According to testimonial evidence, SK Lange employed mobile gas chambers to kill its victims in the Warthegau. They used gas bottles injecting carbon monoxide, as it was done during the Euthanasia in the Reich with stationary gas chambers (see also Contemporary German Documents on Carbon Monoxide Gas and Bottles Employed for the Nazi Euthanasia). The gas van consisted of a tractor pulling a closed trailor with the inscription "Kaiser's Kaffee Geschäft" at the sides.

Side note: Mattogno trumps up the idea on the Kaiser's Kaffee Geschäft inscription that "la denominazione in questione fosse la deformazione di 'LC-Koffer'". (p. 280). Perhaps he misunderstood the German historian Christian Gerlach, who mentioned LC-Koffer in a footnote on gas vans, however, in a different context. Or perhaps it came just off the top of his head. In any case, there is neither any evidence nor any reason nor any sense that "Kaiser's Kaffee Geschäft" was a "deformation of LC-Koffer". The term has been clearly described by multiple witnesses as written on a vehicle of Sonderkommando Lange. It's already far-fetched to assume that these were even aware of the military vehicles with "LC-Koffer". 

Another side note: The organizational affiliations of Sonderkommando Lange are not that complicated. The commando was mainly recruited from members of Stapo Posen. Its headquarters was at the Stapo Posen. The commando was supervised by the inspector of the Security Police in Posen. It was only sent to Soldau for 17 days in 1940. That's some basic stuff. And yet Mattogno gets it totally wrong and claims that in 1941 "Soldau (current Dzialdowo) [was] the presumed operational headquarters of the Sonderkommando Lange" (p.283: "L'impiego del "Kaisers-Kaffee"-Wagen appare anzi decisamente insensato, perché tra Soldau (attuale Dzialdowo), la presunta sede operativa del Sonderkommando Lange, e Novgorod cisono oltre 900 km in linea d'aria...") (on his argument that one would not have sent a gas van to Novgorod, see corresponding section here).

The next problem for Holocaust denial is that Lange did not stop after clearing mental asylums, but went on to "visit" with his gas van(s) Jewish communities in the Warthegau. Then they realized it makes much more sense that instead of stirring up the whole Warthegau with his bloody business to settle down somewhere and bring the Jewish victims (and some Sinti and Roma) to him. This place was Kulmhof (Chelmno) and the extermination camp killed some 100,000 unfit Jews until Summer 1942 with gas vans (now running on engine exhaust) (see documents and other evidence here). At the top of it, Kulmhof was also the breeding ground and experimental lab for Aktion 1005, the Nazis' systematic destruction of their extermination sites (on this subject, see also Once More, With Feeling: Deniers And Aktion 1005, 10 Years Later). 

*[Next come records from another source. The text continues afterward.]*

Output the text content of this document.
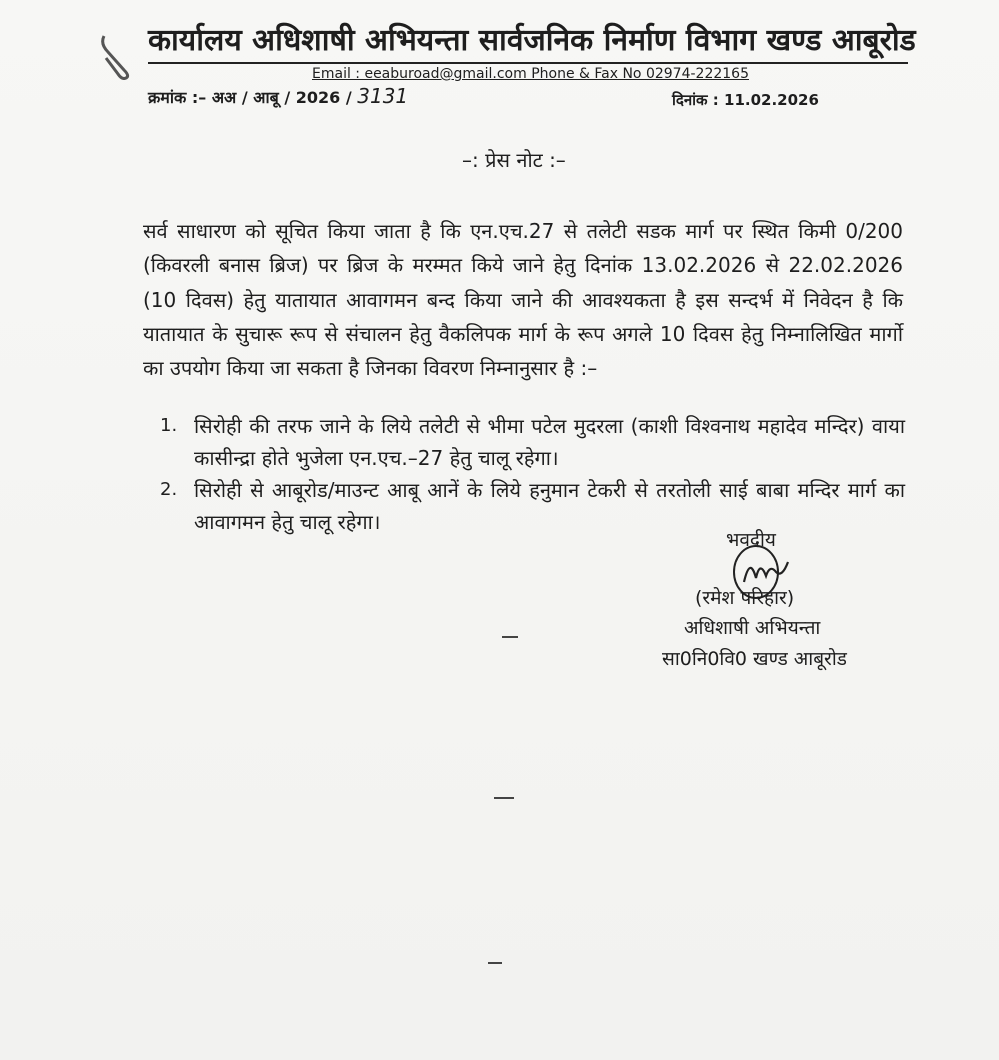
कार्यालय अधिशाषी अभियन्ता सार्वजनिक निर्माण विभाग खण्ड आबूरोड
Email : eeaburoad@gmail.com Phone & Fax No 02974-222165
क्रमांक :– अअ / आबू / 2026 / 3131	दिनांक : 11.02.2026
–: प्रेस नोट :–
सर्व साधारण को सूचित किया जाता है कि एन.एच.27 से तलेटी सडक मार्ग पर स्थित किमी 0/200 (किवरली बनास ब्रिज) पर ब्रिज के मरम्मत किये जाने हेतु दिनांक 13.02.2026 से 22.02.2026 (10 दिवस) हेतु यातायात आवागमन बन्द किया जाने की आवश्यकता है इस सन्दर्भ में निवेदन है कि यातायात के सुचारू रूप से संचालन हेतु वैकलिपक मार्ग के रूप अगले 10 दिवस हेतु निम्नालिखित मार्गो का उपयोग किया जा सकता है जिनका विवरण निम्नानुसार है :–
1. सिरोही की तरफ जाने के लिये तलेटी से भीमा पटेल मुदरला (काशी विश्वनाथ महादेव मन्दिर) वाया कासीन्द्रा होते भुजेला एन.एच.–27 हेतु चालू रहेगा।
2. सिरोही से आबूरोड/माउन्ट आबू आनें के लिये हनुमान टेकरी से तरतोली साई बाबा मन्दिर मार्ग का आवागमन हेतु चालू रहेगा।
भवदीय
(रमेश परिहार)
अधिशाषी अभियन्ता
सा0नि0वि0 खण्ड आबूरोड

The operation of Kulmhof extermination camp says volumes about the extermination policy, mass killing technique and reliability of evidence and its historiographic evaluation - and in turn also about the flaws of Holocaust denial. The reality of other National Socialistic extermination camps and gas vans operating among the Einsatzgruppen in the occupied East is then only a mere formality and an inevitable consequence. In this sense, tipping the "domino" SK Lange rapidly tears down Mattogno's entire card house of denial.